# Recurrence relation - equal roots of characteristic equation

I have the following problem:

Solve the following recurrence relation

$$f(0)=3$$

$$f(1)=12$$

$$f(n)=6f(n-1)-9f(n-2)$$

We know this is a homogeneous 2nd order relation so we write the characteristic equation: $$a^2-6a+9=0$$ and the solutions are $$a_{1,2}=3$$.

The problem is when I replace these values I get:

$$f(n)=c_13^n+c_23^n$$

and using the 2 initial relations I have:

$$f(0)=c_1+c_2=3$$ $$f(1)=3(c_1+c_2)=12$$

which gives me that there are no values such that $$c_1$$ and $$c_2$$ such that these 2 relation are true.

Am I doing something wrong? Is the way it should be solved different when it comes to identical roots for the characteristic equation?

Let the roots of the characteristic equation be $\alpha, \beta$ so the equation is $$f(n)=(\alpha+\beta)f(n-1)-\alpha\beta f(n-2)$$ with solution $f(n)=A\alpha^n+B\beta^n$

We set $f(0)=3, f(1)=12$ to obtain $A+B=3$ and $A\alpha+B\beta=12$ with $B=\frac {3\alpha-12}{\alpha-\beta}$ and $A=\frac {12-3\beta}{\alpha-\beta}$ so $$f(n)=12\frac {\alpha^n-\beta^n}{\alpha-\beta}-3\alpha\beta\frac {\alpha^{n-1}-\beta^{n-1}}{\alpha-\beta}$$

Now you can divide through by $\alpha-\beta$ and get $n$ terms from the first fraction and $n-1$ terms from the second. In the limit when $\alpha$ becomes equal to $\beta$ this leads to $$f(n)=12n\alpha^{n-1}-3(n-1)\alpha^n=3\alpha^n+\left(\frac {12}{\alpha}-3\right)n\alpha^n= \text {(in form) }(C+Dn)\alpha^n$$

This is one way of justifying the general form others have used - you get the solution you need by setting $\alpha=3$.

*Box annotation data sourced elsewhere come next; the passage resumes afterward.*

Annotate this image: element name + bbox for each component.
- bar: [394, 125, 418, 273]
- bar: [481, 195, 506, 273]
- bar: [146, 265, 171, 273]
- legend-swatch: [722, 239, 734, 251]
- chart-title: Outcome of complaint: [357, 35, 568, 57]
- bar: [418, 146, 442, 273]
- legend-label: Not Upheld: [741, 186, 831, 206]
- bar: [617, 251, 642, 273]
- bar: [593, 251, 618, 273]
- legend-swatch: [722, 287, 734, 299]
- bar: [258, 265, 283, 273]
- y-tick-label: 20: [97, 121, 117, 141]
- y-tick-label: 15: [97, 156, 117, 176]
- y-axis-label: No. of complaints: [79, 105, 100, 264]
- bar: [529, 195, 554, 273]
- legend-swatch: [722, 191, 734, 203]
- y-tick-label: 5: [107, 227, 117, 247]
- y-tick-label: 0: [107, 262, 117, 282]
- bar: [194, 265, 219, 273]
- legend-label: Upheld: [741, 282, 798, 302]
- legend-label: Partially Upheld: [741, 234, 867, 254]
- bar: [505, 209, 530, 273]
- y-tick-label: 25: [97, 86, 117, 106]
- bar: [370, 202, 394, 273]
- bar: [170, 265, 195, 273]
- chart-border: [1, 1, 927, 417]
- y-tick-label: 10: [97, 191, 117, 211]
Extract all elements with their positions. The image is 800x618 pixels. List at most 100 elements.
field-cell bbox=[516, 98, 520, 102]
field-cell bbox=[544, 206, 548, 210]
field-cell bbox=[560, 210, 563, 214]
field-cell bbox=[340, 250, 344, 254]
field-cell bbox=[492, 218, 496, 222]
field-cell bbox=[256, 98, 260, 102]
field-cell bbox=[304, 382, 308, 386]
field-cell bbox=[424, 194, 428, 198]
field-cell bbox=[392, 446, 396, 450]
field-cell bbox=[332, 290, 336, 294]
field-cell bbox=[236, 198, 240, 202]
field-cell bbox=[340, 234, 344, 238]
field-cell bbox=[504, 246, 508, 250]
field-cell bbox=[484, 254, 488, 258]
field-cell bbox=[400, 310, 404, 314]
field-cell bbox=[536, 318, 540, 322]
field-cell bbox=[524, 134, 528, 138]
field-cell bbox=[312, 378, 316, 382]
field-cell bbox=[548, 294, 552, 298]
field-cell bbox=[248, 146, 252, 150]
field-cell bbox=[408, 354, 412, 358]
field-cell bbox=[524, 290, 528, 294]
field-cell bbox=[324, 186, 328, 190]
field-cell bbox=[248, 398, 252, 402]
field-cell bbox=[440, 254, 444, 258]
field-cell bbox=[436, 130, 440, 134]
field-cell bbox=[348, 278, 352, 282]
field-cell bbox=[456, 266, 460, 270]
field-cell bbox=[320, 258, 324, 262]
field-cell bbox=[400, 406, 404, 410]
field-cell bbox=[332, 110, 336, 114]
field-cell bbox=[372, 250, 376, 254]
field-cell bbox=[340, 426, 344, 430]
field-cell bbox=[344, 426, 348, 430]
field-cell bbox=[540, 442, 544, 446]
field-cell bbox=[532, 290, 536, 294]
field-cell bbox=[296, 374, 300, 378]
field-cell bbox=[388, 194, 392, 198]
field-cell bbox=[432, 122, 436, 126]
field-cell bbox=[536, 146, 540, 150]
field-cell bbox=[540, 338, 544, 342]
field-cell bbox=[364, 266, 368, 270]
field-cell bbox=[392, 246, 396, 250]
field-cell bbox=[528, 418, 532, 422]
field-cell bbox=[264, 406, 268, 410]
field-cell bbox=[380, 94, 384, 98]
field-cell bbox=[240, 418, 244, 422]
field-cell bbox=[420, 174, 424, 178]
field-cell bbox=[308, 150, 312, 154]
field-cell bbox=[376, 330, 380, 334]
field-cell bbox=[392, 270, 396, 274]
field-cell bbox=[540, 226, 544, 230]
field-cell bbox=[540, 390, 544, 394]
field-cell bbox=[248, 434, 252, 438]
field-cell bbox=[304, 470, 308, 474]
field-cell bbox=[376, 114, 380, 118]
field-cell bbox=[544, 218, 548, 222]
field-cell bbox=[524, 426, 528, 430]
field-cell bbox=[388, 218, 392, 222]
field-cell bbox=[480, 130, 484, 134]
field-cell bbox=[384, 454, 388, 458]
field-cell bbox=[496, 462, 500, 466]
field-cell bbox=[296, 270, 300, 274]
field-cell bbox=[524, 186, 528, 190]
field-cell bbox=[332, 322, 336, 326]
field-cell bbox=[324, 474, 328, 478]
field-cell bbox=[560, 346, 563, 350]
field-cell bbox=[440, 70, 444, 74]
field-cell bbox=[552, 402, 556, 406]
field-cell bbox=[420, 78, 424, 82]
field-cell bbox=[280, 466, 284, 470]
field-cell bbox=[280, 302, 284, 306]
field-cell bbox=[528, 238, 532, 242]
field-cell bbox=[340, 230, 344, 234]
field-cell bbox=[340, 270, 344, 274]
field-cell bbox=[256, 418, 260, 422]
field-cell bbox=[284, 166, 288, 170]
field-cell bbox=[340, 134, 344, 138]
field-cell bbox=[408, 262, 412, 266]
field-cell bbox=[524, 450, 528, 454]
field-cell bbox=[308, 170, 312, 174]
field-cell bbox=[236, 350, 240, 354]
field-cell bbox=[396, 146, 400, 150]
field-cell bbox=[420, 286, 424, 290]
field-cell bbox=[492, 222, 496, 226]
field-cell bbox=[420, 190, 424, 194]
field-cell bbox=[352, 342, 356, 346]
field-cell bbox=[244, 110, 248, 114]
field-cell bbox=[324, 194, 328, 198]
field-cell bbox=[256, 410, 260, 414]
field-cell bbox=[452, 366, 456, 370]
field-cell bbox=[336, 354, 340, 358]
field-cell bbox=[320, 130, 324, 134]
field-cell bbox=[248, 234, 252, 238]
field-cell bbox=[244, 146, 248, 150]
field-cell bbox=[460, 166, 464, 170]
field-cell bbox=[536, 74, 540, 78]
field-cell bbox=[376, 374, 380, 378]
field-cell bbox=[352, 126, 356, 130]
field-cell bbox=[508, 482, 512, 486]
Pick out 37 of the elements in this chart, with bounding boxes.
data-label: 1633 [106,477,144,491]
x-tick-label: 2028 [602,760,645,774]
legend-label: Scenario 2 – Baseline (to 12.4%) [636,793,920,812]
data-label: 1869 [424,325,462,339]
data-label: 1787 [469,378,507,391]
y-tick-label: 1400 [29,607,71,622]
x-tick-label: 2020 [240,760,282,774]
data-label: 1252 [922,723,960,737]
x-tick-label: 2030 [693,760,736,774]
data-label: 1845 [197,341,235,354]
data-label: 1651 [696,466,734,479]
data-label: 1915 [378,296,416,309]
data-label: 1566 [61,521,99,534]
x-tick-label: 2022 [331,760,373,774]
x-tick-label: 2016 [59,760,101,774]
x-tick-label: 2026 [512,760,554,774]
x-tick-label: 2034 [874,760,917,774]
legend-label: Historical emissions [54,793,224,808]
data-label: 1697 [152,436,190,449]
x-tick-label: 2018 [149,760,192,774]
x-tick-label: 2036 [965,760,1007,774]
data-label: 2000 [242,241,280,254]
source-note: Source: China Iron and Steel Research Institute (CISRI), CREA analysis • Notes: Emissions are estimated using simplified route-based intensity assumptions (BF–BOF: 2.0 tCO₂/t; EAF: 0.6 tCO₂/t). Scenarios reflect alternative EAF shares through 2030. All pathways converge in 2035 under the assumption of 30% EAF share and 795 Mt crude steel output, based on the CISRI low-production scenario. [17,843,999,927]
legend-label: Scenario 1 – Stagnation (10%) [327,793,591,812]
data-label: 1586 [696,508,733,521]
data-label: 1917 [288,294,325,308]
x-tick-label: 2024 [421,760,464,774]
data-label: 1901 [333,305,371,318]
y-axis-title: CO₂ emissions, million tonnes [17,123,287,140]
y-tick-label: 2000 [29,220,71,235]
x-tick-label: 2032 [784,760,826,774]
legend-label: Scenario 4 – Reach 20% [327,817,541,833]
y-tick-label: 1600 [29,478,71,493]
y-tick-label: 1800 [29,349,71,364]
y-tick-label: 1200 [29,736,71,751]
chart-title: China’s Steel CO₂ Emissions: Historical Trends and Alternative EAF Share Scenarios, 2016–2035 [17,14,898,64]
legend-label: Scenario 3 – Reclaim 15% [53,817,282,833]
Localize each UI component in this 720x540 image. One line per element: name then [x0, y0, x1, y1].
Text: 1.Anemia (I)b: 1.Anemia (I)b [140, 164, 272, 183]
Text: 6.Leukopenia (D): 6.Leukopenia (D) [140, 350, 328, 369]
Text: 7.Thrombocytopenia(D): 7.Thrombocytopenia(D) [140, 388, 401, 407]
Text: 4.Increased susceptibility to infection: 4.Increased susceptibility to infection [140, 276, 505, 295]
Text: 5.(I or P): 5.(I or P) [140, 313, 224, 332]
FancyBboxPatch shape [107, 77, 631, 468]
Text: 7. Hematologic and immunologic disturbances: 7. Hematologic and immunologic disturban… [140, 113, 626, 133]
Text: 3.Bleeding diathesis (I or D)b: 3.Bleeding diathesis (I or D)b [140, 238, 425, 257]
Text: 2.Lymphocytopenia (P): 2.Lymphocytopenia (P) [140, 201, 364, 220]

Yes, you’re doing something wrong. In the case of repeated roots, your approach collapses the two solutions into a single one, when in fact you need two independent solutions. If the characteristic equation has a root $r$ of multiplicity $m$, it gives rise to the $m$ solutions $c_1r^n,c_2nr^n, \ldots,c_mn^{m-1}r^n$. In your case $r=3$ and $m=2$, so you get $c_13^n$ and $c_2n3^n$. That is,

$$f(n)=c_13^n+c_2n3^n=(c_1+c_2n)3^n\;.$$

Now proceed as you would in the case of distinct roots to find $c_1$ and $c_2$ that match your initial conditions.

When characteristic polynomial has coincident roots the correct equation is the following: $$f(n) = c_03^n + c_1 n\cdot 3^n$$

This phenomenon happens when you solve linear "things", like linear differential equations.